Even as the FEMA portion remains frozen, KVH has completed 90 percent design, site surveys, and permitting. The current geothermal and solar projects are being built to integrate directly with the forthcoming microgrid controls and switchgear, ensuring no duplication of cost or effort.
Resilience as Rural Healthcare Infrastructure
For a critical-access hospital serving fewer than 15,000 residents across a vast and mountainous region, resilience is not optional. Goldendale experiences frequent windstorms, wildfire smoke events, and highway closures that can isolate the community.
“Each technology we add - hydrogen, geothermal, solar, or storage - adds a layer of redundancy,” said Jonathan Lewis, KVH Director of Support Services & Capital Projects. “Even when major funding streams are uncertain, we can keep building piece by piece. The microgrid is both our energy future and our emergency plan.”
The phased model allows KVH to leverage multiple funding sources: state clean-energy programs, legislative capital grants, federal tax credits, and hospital capital reserves. This diversification is increasingly seen as essential for small rural systems navigating complex federal grant timelines.
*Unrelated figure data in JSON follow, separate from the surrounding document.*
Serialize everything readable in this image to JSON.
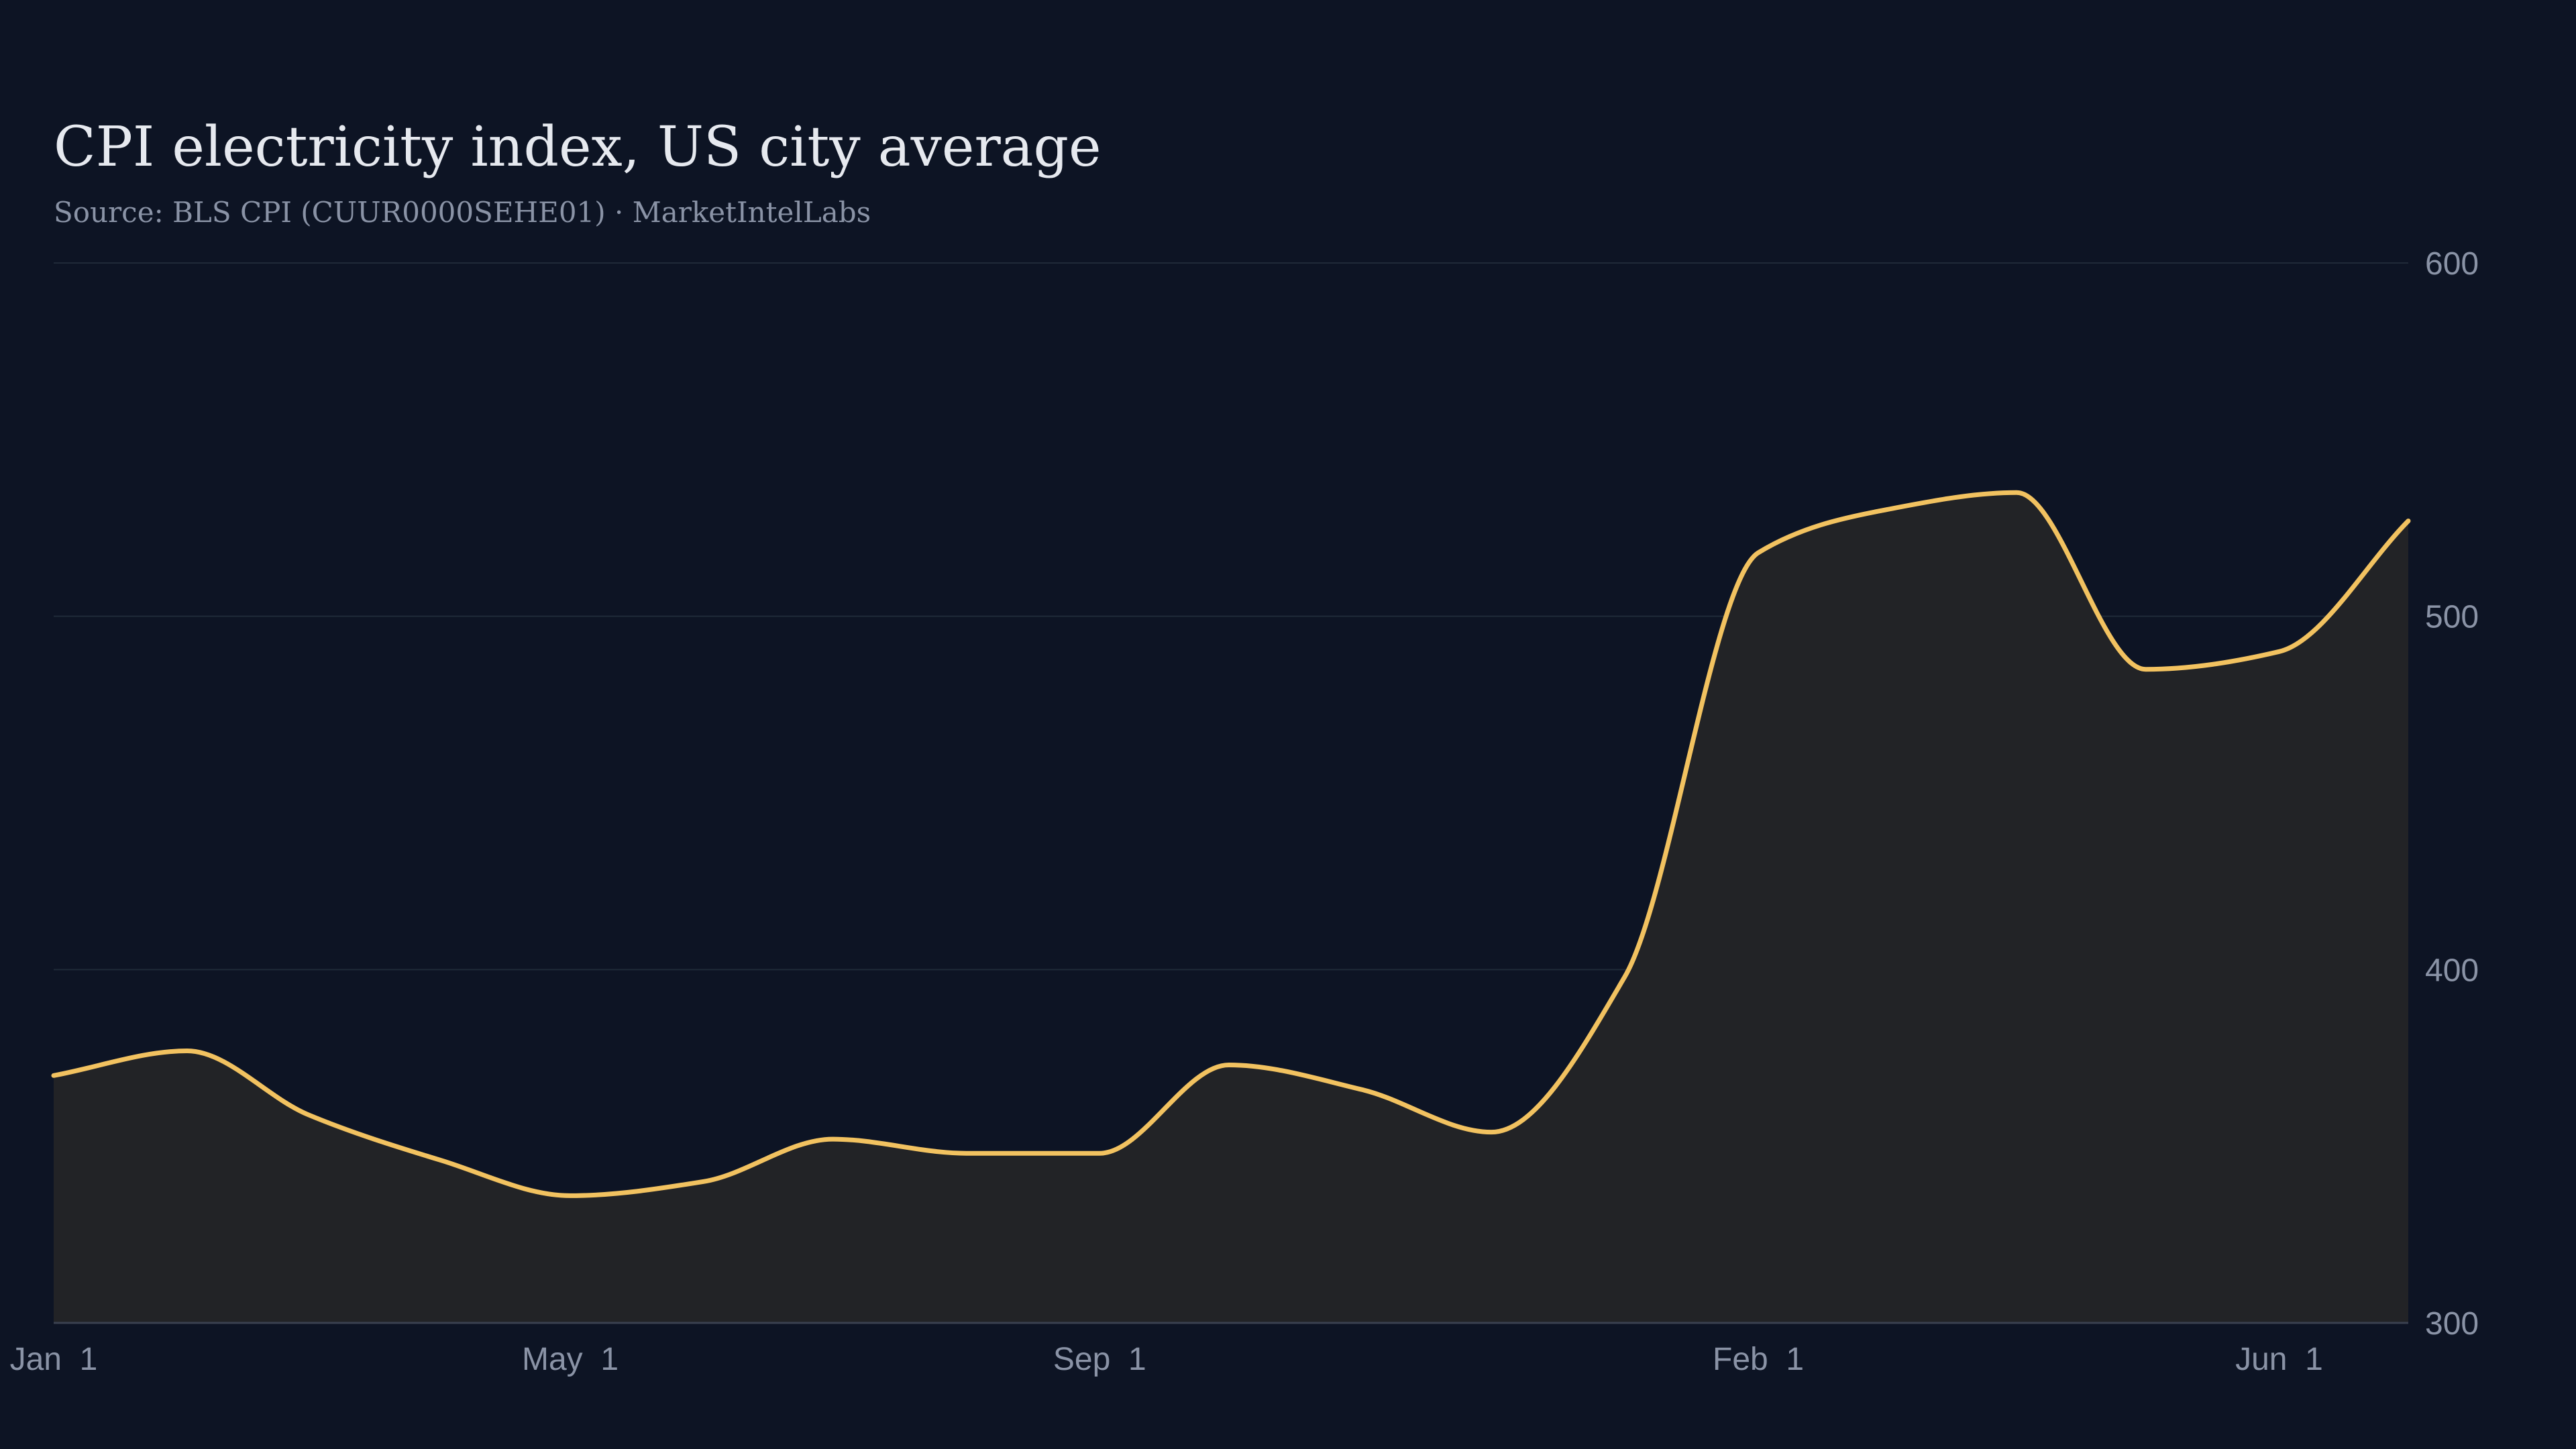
{
  "chart_data": {
    "type": "area",
    "title": "CPI electricity index, US city average",
    "subtitle": "Source: BLS CPI (CUUR0000SEHE01) · MarketIntelLabs",
    "xlabel": "",
    "ylabel": "",
    "ylim": [
      300,
      600
    ],
    "yticks": [
      "300",
      "400",
      "500",
      "600"
    ],
    "xticks": [
      {
        "label": "Jan  1",
        "date": "2023-01-01"
      },
      {
        "label": "May  1",
        "date": "2023-05-01"
      },
      {
        "label": "Sep  1",
        "date": "2023-09-01"
      },
      {
        "label": "Feb  1",
        "date": "2024-02-01"
      },
      {
        "label": "Jun  1",
        "date": "2024-06-01"
      }
    ],
    "grid": true,
    "y_axis_side": "right",
    "colors": {
      "background": "#0d1424",
      "line": "#f2c260",
      "fill": "#222326",
      "grid": "#1f2a38",
      "text": "#e6e9ef",
      "muted": "#8a93a6"
    },
    "series": [
      {
        "points": [
          {
            "x": "2023-01-01",
            "y": 370
          },
          {
            "x": "2023-02-01",
            "y": 377
          },
          {
            "x": "2023-03-01",
            "y": 359
          },
          {
            "x": "2023-04-01",
            "y": 346
          },
          {
            "x": "2023-05-01",
            "y": 336
          },
          {
            "x": "2023-06-01",
            "y": 340
          },
          {
            "x": "2023-07-01",
            "y": 352
          },
          {
            "x": "2023-08-01",
            "y": 348
          },
          {
            "x": "2023-09-01",
            "y": 348
          },
          {
            "x": "2023-10-01",
            "y": 373
          },
          {
            "x": "2023-11-01",
            "y": 366
          },
          {
            "x": "2023-12-01",
            "y": 354
          },
          {
            "x": "2024-01-01",
            "y": 398
          },
          {
            "x": "2024-02-01",
            "y": 518
          },
          {
            "x": "2024-03-01",
            "y": 530
          },
          {
            "x": "2024-04-01",
            "y": 535
          },
          {
            "x": "2024-05-01",
            "y": 485
          },
          {
            "x": "2024-06-01",
            "y": 490
          },
          {
            "x": "2024-07-01",
            "y": 527
          }
        ]
      }
    ]
  }
}
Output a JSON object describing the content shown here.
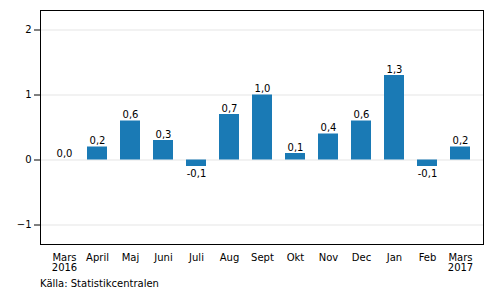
{
  "chart_data": {
    "type": "bar",
    "caption": "Källa: Statistikcentralen",
    "categories": [
      "Mars\n2016",
      "April",
      "Maj",
      "Juni",
      "Juli",
      "Aug",
      "Sept",
      "Okt",
      "Nov",
      "Dec",
      "Jan",
      "Feb",
      "Mars\n2017"
    ],
    "values": [
      0.0,
      0.2,
      0.6,
      0.3,
      -0.1,
      0.7,
      1.0,
      0.1,
      0.4,
      0.6,
      1.3,
      -0.1,
      0.2
    ],
    "value_labels": [
      "0,0",
      "0,2",
      "0,6",
      "0,3",
      "-0,1",
      "0,7",
      "1,0",
      "0,1",
      "0,4",
      "0,6",
      "1,3",
      "-0,1",
      "0,2"
    ],
    "color": "#1a7ab5",
    "ylim": [
      -1.3,
      2.3
    ],
    "yticks": [
      -1,
      0,
      1,
      2
    ],
    "grid": true,
    "data_labels": true
  }
}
A Template for Other Communities
Once operational, the Goldendale microgrid will provide more than power - it will serve as a demonstration site for how rural healthcare, education, and emergency services can share distributed energy assets. The architecture supports public access EV charging, renewable-energy education, and data sharing with state agencies tracking resilience outcomes.
Future expansion phases include:
- Extending solar generation to additional hospital buildings
- Adding a second battery-energy-storage enclosure for redundancy
- Integrating the geothermal system into predictive load-management controls
- Enabling “black start” capability for the hydrogen fuel-cell plant
KVH’s broader objective is to create a self-reliant energy ecosystem capable of sustaining essential operations during regional blackouts and reducing dependence on diesel fuel. The hospital’s earlier Central Utility Plant modernization and switchgear upgrade have already positioned the campus for seamless interconnection.
Sustaining Momentum
While national attention has focused on large urban microgrids, KVH’s incremental progress demonstrates that rural communities can lead in practical resilience. Each completed subsystem contributes immediate value - lower bills, cleaner operations, and stronger emergency capacity - while paving the way for more advanced integration later.
“Resilience doesn’t require waiting for the perfect grant,” Lewis added. “It’s about stacking achievable projects until the whole system becomes self-supporting.”
With boreholes drilling, conduit trenches opening, and solar canopies soon to rise, Klickitat Valley Health continues to prove that perseverance can be as powerful as any funding stream.
About the Author
Jonathan Lewis
Jonathan Lewis is KVH Director of Support Services & Capital Projects.